TITLE:
Stress Analysis of Membrane Flapping-Wing Aerial Vehicle Based on Different Material Models
AUTHORS:
Chunjin Yu, Daewon Kim, Yi Zhao
KEYWORDS:
Flapping-Wing, Aerial Vehicle, Membrane Wing, Stress Analysis
JOURNAL NAME:
Journal of Applied Mathematics and Physics,
Vol.2 No.12,
November
25,
2014
ABSTRACT:
Recent studies of flapping-wing aerial
vehicles have been focused on the aerodynamic performance based on linear
materials. Little work has been done on structural analysis based on nonlinear
material models. A stress analysis is conducted in this study on membrane
flapping-wing aerial vehicles using finite element method based on three
material models, namely, linear elastic, Mooney-Rivlin non linear, and
composite material models. The purpose of this paper is to understand how
different types of materials affect the stresses of a flapping-wing. In the
finite element simulation, each flapping cycle is divided into twelve stages
and the maximum stress is calculated in each stage. The results show that 1)
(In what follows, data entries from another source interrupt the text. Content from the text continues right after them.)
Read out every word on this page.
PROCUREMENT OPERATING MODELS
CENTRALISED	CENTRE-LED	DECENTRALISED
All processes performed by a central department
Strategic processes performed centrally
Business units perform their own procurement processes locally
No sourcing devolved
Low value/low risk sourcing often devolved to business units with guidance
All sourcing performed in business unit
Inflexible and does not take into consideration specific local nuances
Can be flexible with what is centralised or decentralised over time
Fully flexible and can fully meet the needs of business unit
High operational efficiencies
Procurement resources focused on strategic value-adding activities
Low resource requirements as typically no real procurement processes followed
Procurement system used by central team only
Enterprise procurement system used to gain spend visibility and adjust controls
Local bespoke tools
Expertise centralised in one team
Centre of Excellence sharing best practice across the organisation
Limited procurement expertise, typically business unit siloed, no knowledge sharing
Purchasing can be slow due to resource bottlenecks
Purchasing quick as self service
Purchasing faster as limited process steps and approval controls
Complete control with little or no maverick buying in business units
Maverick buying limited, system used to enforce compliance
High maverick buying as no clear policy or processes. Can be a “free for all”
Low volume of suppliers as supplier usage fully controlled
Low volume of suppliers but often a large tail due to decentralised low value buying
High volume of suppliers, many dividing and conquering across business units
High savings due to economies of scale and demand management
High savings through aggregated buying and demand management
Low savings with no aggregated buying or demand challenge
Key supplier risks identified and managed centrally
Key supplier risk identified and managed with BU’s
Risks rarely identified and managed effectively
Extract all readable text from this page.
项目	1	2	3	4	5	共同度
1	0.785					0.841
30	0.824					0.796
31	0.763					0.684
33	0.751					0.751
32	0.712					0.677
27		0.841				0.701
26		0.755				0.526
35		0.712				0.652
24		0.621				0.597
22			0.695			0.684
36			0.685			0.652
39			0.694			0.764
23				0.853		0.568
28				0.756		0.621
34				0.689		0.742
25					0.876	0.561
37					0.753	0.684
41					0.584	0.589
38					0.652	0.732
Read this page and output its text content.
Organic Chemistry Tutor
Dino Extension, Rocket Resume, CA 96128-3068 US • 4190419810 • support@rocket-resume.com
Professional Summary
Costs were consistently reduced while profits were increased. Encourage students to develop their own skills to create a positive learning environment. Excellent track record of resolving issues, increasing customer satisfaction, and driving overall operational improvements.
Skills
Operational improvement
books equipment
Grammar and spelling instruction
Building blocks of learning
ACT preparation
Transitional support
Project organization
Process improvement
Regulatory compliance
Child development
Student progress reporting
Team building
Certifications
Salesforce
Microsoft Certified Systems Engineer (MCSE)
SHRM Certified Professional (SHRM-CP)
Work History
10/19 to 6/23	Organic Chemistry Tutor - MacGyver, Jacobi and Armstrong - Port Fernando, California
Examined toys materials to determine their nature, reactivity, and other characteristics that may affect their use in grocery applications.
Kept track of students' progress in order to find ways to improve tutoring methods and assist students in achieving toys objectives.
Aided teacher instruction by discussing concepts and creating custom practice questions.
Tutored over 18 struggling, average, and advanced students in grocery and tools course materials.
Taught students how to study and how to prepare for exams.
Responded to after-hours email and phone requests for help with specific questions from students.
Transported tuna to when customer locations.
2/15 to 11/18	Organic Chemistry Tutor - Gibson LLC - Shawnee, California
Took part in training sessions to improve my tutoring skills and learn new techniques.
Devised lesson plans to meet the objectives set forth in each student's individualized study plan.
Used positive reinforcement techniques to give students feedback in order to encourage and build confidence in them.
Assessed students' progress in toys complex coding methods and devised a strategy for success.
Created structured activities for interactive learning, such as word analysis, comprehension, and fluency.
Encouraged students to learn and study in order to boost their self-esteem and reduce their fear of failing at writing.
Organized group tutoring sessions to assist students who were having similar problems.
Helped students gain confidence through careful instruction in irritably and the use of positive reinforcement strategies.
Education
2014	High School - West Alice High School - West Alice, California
there are two peak stress values in one flapping cycle; one at the beginning
stage of down stroke and the other at the beginning of upstroke, 2) maximum
stress at the beginning of down stroke is greater than that at the beginning of
upstroke, 3) maximum stress based on each material model is different. The
composite and the Mooney-Rivlin nonlinear models produce much less stresses
compared to the linear material model; and 4) the ratio of downstroke maximum
stress and upstroke maximum stress varies with different material models. This
research is helpful in answering why insect wings are so impeccable, thus
providing a possibility of improving the design of flapping-wing aerial vehicles.